Unlike previous research, the present study was aimed at differentiating decision making on the basis of the two attributes (intertemporality and frequency) by manipulating re-test gap and sleep deprivation, factors known to influence decision making on the IGT. The dual process theory suggests that task-familiarity (e.g., at retest) is conducive to activity of cognition-based system (rather than to activity of emotion-based system). Accordingly, decision making on the basis of the intertemporal attribute is observed to improve at retest (i.e., preference for safe long-term advantageous decks increases at retest) (Bechara et al., 2000); this supports the contention that intertemporal decision making is cognition-based. However, it is unclear whether task-familiarity at the retest reduces the reliance on emotion-based system and results in a decrease in decision making on the basis of the frequency attribute (i.e., preference for infrequent punishment—frequent rewards decks decreases at retest).

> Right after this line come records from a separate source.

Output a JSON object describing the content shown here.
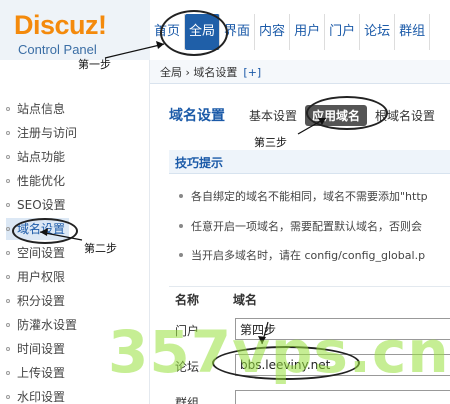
{
  "logo": {
    "brand": "Discuz",
    "bang": "!",
    "subtitle": "Control Panel"
  },
  "nav": [
    "首页",
    "全局",
    "界面",
    "内容",
    "用户",
    "门户",
    "论坛",
    "群组"
  ],
  "nav_active_index": 1,
  "breadcrumb": {
    "path": "全局 › 域名设置",
    "plus": "[+]"
  },
  "sidebar": {
    "items": [
      "站点信息",
      "注册与访问",
      "站点功能",
      "性能优化",
      "SEO设置",
      "域名设置",
      "空间设置",
      "用户权限",
      "积分设置",
      "防灌水设置",
      "时间设置",
      "上传设置",
      "水印设置"
    ],
    "active_index": 5
  },
  "main": {
    "title": "域名设置",
    "tabs": [
      "基本设置",
      "应用域名",
      "根域名设置"
    ],
    "active_tab": 1,
    "tips_title": "技巧提示",
    "tips": [
      "各自绑定的域名不能相同，域名不需要添加\"http",
      "任意开启一项域名，需要配置默认域名，否则会",
      "当开启多域名时，请在 config/config_global.p"
    ],
    "columns": {
      "name": "名称",
      "domain": "域名"
    },
    "rows": [
      {
        "label": "门户",
        "value": "第四步"
      },
      {
        "label": "论坛",
        "value": "bbs.leeviny.net"
      },
      {
        "label": "群组",
        "value": ""
      }
    ]
  },
  "annotations": {
    "step1": "第一步",
    "step2": "第二步",
    "step3": "第三步"
  },
  "watermark": "357vps.cn",
  "colors": {
    "accent": "#1f5fa8",
    "logo": "#f48a0c",
    "watermark": "#98e03c"
  }
}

Furthermore, the difference between the two attributes should be attenuated by two factors: (1) time delay, i.e., test-retest gap, and (2) sleep deprivation. For example, it has been observed that a lengthy (1 month) test-retest gap strengthens intertemporal decision making much more (i.e., greater increase in choices made from the long-term advantageous decks) (Bechara et al., 2000) than a shorter (1 week) test-retest gap (Turnbull and Evans, 2006) suggesting that task familiarity offered by a retest and a long test-retest gap and benefits intertemporal attribute. The present study investigates the interaction between attribute type and the test-retest gap. Few studies have investigated the effects of sleep deprivation on the IGT (e.g., Killgore et al., 2006, 2007), however none have compared decision making on the basis of both the attributes. Sleep deprivation impairs performance on tasks that rely on the explicit memory system (Drosopoulos et al., 2005; Fischer et al., 2006), it is the same system that governs intertemporal decision making in the IGT (Maia and McClelland, 2004). Although decision making is often analyzed only on the basis of intertemporality (i.e., the cognition-based system) (e.g., Killgore et al., 2006, 2007), the impairment caused by sleep deprivation has been explained as a failure of integration of both cognitive and affective processes (Killgore et al., 2007). This makes it essential to understand the effects of sleep deprivation on both attributes of decision making in the IGT.

A few studies have investigated the combined effects of sleep deprivation and test-retest gap on the IGT (e.g., Killgore et al., 2006, 2007) however, none have compared decision making on the basis of both attributes. Killgore et al. (2006) found that a short (1 day) test-retest gap, when combined with sleep deprivation, impaired decision making and increased risky choices in the IGT (greater number of choices made from the short-term advantageous decks). At least one animal study has shown that sleep deprivation and a short test-retest gap disrupt learning of a hippocampus-dependent task, whereas sleep deprivation fails to cause a disruption with a longer delay (Graves et al., 2003) suggesting that the effects of sleep deprivation might be time-dependent. As pointed out earlier, intertemporal decision making is dependent on hippocampus-mediated memory systems (Gupta et al., 2009), therefore, it was expected that a long test-retest gap would reduce sleep deprivation impairments on the IGT in the case of the intertemporal attribute. Overall, for the intertemporal attribute, a short test-retest gap and sleep deprivation is expected to inhibit performance whereas a long test-retest gap is expected to counteract (at least partially) the negative effects of sleep deprivation. Thus, the present study was focused on the interaction between sleep deprivation and test-retest gap and it was expected that this interaction would attenuate the difference between the two attributes (intertemporality and frequency).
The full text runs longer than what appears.